Boyd thought everything “would fall into place if I changed the way I looked.” And she did. In college she started losing weight — to the tune of 70 pounds — and was running and exercising. “But nothing changed. I still was unhappy, I still was consumed by this self consciousness of being aware of what I thought everyone was thinking about me.”
Her career in housing wasn’t very fulfilling, but Boyd focused on the running and right after college ran her first 5K.
“The sense of accomplishment and strength I felt from doing that was addictive. I wasn’t fast, I wasn’t going for a specific time, I really just wanted to do it. And to be able to accomplish a goal that I felt was pretty lofty for myself was just empowering,” she said. “I started running more and exercising more. I found that as I got stronger and stronger, I was changing the way I felt about myself. I was making new and closer relationships with friends, I was happier. I started to love who I was on the inside.”

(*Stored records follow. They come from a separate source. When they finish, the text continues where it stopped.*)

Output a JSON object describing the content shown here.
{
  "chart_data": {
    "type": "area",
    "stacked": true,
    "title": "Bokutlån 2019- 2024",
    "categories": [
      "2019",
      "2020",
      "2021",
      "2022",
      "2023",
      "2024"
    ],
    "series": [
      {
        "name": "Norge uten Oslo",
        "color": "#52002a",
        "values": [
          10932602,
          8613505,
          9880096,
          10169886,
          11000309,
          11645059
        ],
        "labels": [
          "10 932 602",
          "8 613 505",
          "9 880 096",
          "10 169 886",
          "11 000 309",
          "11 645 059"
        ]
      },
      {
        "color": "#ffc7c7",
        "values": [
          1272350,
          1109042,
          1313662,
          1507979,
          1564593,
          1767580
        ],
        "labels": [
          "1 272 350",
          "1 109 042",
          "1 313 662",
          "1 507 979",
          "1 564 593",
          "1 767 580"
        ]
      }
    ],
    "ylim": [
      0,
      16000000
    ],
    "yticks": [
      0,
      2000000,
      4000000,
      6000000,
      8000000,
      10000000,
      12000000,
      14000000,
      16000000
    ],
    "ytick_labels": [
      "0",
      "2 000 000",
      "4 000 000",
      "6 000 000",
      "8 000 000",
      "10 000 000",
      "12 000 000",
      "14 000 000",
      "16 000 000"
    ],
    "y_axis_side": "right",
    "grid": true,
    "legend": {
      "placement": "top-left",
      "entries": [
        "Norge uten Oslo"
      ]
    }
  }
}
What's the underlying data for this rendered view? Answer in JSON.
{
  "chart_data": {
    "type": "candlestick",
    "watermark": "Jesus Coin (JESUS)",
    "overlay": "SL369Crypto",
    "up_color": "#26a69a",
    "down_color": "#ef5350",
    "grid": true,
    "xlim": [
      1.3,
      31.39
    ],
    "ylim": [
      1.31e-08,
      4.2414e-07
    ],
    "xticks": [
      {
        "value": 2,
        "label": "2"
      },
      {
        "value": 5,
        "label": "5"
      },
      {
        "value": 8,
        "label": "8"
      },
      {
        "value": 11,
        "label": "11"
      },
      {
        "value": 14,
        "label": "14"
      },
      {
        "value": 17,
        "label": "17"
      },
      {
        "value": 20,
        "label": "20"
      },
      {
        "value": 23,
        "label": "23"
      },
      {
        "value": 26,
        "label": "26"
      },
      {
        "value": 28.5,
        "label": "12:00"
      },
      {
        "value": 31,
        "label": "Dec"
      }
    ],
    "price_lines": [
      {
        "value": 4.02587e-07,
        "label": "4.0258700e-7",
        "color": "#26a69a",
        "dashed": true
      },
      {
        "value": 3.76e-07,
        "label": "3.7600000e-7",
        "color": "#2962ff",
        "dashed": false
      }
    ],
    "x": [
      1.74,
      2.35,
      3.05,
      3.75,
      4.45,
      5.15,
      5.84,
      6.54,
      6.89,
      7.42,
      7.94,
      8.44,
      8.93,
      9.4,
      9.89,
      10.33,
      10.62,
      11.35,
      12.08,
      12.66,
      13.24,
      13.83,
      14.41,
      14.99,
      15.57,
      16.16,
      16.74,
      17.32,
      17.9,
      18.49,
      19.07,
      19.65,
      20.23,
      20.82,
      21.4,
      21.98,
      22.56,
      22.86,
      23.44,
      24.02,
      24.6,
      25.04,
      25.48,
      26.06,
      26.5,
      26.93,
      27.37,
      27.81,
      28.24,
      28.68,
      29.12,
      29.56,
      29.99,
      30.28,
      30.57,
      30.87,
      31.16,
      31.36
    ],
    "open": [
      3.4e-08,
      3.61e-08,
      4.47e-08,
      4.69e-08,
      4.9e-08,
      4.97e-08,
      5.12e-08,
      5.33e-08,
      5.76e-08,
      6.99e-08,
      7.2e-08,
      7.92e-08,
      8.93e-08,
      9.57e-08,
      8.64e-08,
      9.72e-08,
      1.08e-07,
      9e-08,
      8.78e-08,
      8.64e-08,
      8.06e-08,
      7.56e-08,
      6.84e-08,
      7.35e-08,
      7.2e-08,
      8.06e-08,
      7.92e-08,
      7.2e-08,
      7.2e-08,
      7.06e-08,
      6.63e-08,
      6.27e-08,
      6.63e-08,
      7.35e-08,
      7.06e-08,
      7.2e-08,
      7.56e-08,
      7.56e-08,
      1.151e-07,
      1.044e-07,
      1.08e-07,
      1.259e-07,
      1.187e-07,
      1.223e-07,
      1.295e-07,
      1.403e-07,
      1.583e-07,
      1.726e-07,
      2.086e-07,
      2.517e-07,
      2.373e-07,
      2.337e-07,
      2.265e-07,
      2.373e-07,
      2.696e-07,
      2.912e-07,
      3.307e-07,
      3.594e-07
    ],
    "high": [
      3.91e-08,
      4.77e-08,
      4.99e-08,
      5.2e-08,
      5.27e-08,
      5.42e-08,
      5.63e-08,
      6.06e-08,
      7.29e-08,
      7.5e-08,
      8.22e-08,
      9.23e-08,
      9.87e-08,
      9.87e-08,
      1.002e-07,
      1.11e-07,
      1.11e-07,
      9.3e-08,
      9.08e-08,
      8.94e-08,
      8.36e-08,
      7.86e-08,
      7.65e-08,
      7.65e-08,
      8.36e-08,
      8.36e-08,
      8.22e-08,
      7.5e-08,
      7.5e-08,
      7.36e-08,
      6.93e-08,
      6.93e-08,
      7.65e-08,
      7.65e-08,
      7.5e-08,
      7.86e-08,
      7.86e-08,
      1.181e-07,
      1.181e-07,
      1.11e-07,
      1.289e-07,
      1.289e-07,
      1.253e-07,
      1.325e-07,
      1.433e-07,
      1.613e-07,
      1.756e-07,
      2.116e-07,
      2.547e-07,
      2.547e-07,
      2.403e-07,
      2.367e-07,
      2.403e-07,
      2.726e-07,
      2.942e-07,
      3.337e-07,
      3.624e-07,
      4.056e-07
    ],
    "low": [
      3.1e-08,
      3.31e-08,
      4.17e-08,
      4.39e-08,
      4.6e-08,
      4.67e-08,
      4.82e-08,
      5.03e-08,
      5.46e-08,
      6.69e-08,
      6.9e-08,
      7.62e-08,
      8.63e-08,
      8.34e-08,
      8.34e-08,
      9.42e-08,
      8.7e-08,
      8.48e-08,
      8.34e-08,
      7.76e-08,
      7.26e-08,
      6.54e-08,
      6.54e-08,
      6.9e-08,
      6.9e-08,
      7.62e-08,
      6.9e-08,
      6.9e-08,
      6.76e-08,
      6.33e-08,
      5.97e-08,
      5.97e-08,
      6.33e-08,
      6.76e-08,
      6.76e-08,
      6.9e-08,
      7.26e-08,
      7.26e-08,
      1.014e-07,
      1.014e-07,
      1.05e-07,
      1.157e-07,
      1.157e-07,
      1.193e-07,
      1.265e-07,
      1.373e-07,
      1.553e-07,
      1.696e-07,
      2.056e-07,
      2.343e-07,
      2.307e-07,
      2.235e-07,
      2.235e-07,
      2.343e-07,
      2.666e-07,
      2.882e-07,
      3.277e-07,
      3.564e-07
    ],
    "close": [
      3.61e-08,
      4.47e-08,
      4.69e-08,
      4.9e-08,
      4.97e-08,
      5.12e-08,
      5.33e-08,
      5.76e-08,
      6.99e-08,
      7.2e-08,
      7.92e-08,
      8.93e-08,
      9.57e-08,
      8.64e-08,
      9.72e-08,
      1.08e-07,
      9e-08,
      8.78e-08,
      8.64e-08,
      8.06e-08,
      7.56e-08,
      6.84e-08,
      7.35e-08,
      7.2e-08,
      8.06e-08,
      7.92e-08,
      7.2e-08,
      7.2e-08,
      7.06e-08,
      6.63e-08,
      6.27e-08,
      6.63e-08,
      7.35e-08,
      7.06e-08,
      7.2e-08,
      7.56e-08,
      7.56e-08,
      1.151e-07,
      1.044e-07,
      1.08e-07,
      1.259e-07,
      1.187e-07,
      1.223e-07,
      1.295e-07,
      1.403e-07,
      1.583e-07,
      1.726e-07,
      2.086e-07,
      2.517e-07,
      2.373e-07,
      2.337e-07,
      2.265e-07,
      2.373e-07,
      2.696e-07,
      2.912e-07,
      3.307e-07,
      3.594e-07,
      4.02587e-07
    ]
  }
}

By the mid 2000s, Boyd was working for the Northeast Community Services Agency on a project to help Hurricane Katrina victims find new homes in Tennessee. Boyd had already heard about Girls on the Run but had never been in a place in her life she could work on it. “There came a time that everything fell into place for Girls on the Run to come together,” and the community services agency helped with seed money for the new nonprofit.
“What appealed to me with Girls on the Run is it meets them where they are, just the way they are and encourages and empowers them to be the best they can,” she said. It’s something that Boyd wishes she’d had as a kid.
The 12-week program has two sets of 24 lessons that teach girls about their power, decision making, healthy living and their strengths. The program also nurtures the participant’s physical, emotional and spiritual health, although there is not a religious aspect to it. Goals of Girls on the Run include reducing potential risks of eating disorders, teen pregnancy, substance abuse and depression.
“Our program uses running as a tool for them,” Boyd said. And what started with one group of 15 girls at one school has grown to 769 girls in schools all across the eight-county Northeast Tennessee region.